Warren Beatty estava em começo de carreira, mas vinha de filmes com grandes diretores – Clamor do Sexo/Splendor in the Grass (1961), de Elia Kazan, O Anjo Violento/All Fall Down (1962), de John Frankenheimer, Lilith (1964), de Robert Rossen. E já demonstrava personalidade forte. Peter Biskind, autor do livro Star: How Warren Beatty Seduced America, conta que ele insistia em fazer perguntas direto e reto a Arthur Penn – por que fazer esta cena? o que ela significa? – e em fazer a mesma tomada várias vezes.

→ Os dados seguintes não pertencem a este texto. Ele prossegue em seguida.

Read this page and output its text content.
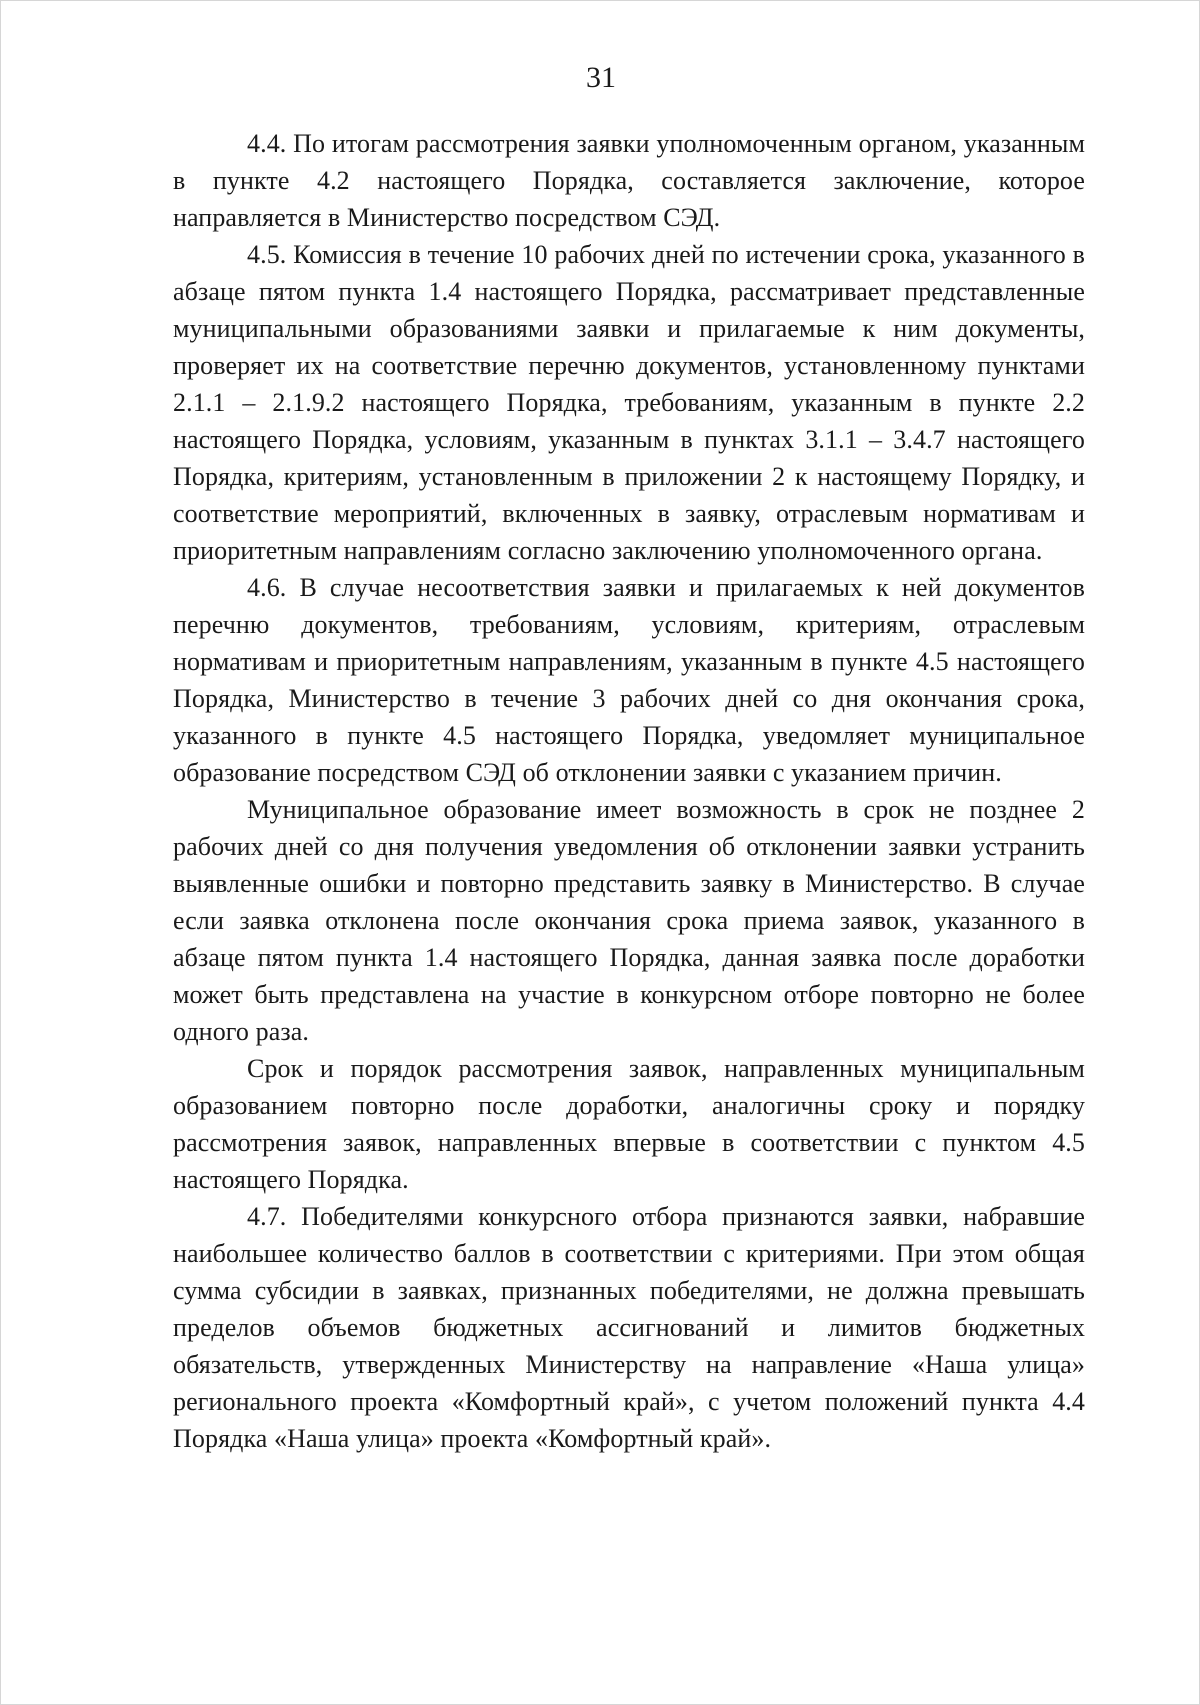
31

4.4. По итогам рассмотрения заявки уполномоченным органом, указанным в пункте 4.2 настоящего Порядка, составляется заключение, которое направляется в Министерство посредством СЭД.

4.5. Комиссия в течение 10 рабочих дней по истечении срока, указанного в абзаце пятом пункта 1.4 настоящего Порядка, рассматривает представленные муниципальными образованиями заявки и прилагаемые к ним документы, проверяет их на соответствие перечню документов, установленному пунктами 2.1.1 – 2.1.9.2 настоящего Порядка, требованиям, указанным в пункте 2.2 настоящего Порядка, условиям, указанным в пунктах 3.1.1 – 3.4.7 настоящего Порядка, критериям, установленным в приложении 2 к настоящему Порядку, и соответствие мероприятий, включенных в заявку, отраслевым нормативам и приоритетным направлениям согласно заключению уполномоченного органа.

4.6. В случае несоответствия заявки и прилагаемых к ней документов перечню документов, требованиям, условиям, критериям, отраслевым нормативам и приоритетным направлениям, указанным в пункте 4.5 настоящего Порядка, Министерство в течение 3 рабочих дней со дня окончания срока, указанного в пункте 4.5 настоящего Порядка, уведомляет муниципальное образование посредством СЭД об отклонении заявки с указанием причин.

Муниципальное образование имеет возможность в срок не позднее 2 рабочих дней со дня получения уведомления об отклонении заявки устранить выявленные ошибки и повторно представить заявку в Министерство. В случае если заявка отклонена после окончания срока приема заявок, указанного в абзаце пятом пункта 1.4 настоящего Порядка, данная заявка после доработки может быть представлена на участие в конкурсном отборе повторно не более одного раза.

Срок и порядок рассмотрения заявок, направленных муниципальным образованием повторно после доработки, аналогичны сроку и порядку рассмотрения заявок, направленных впервые в соответствии с пунктом 4.5 настоящего Порядка.

4.7. Победителями конкурсного отбора признаются заявки, набравшие наибольшее количество баллов в соответствии с критериями. При этом общая сумма субсидии в заявках, признанных победителями, не должна превышать пределов объемов бюджетных ассигнований и лимитов бюджетных обязательств, утвержденных Министерству на направление «Наша улица» регионального проекта «Комфортный край», с учетом положений пункта 4.4 Порядка «Наша улица» проекта «Комфортный край».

Parece que Warren Beatty tem essa característica, além da de ter namorado mais mulheres bonitas do que qualquer outro ator em qualquer tempo ou lugar: adora um retake, refilmar diversas vezes a mesma tomada até chegar ao que considera excelente.
Dois anos depois, voltaria a trabalhar com Arthur Penn em um filme que faria um tremendo sucesso de público e crítica e teria forte influência sobre o cinema de Hollywood, Bonnie and Clyde (1967).
Autor de 15 filmes, vários deles grandes, Penn dirigiu 8 atores indicados ao Oscar
Mickey One foi apenas o terceiro longa metragem dirigido por Arthur Penn (1922-2010).
Depois de servir Exército durante a Segunda Guerra Mundial, Penn começou a carreira na então nascente televisão, e de lá foi para o teatro: dirigiu sua primeira peça na Broadway em 1956. Como Elia Kazan antes dele, obteve grande sucesso e admiração no teatro. Teve três indicações ao Tony de melhor diretor, e venceu em 1960, pela direção de The Miracle Worker, que ele filmaria em 1962.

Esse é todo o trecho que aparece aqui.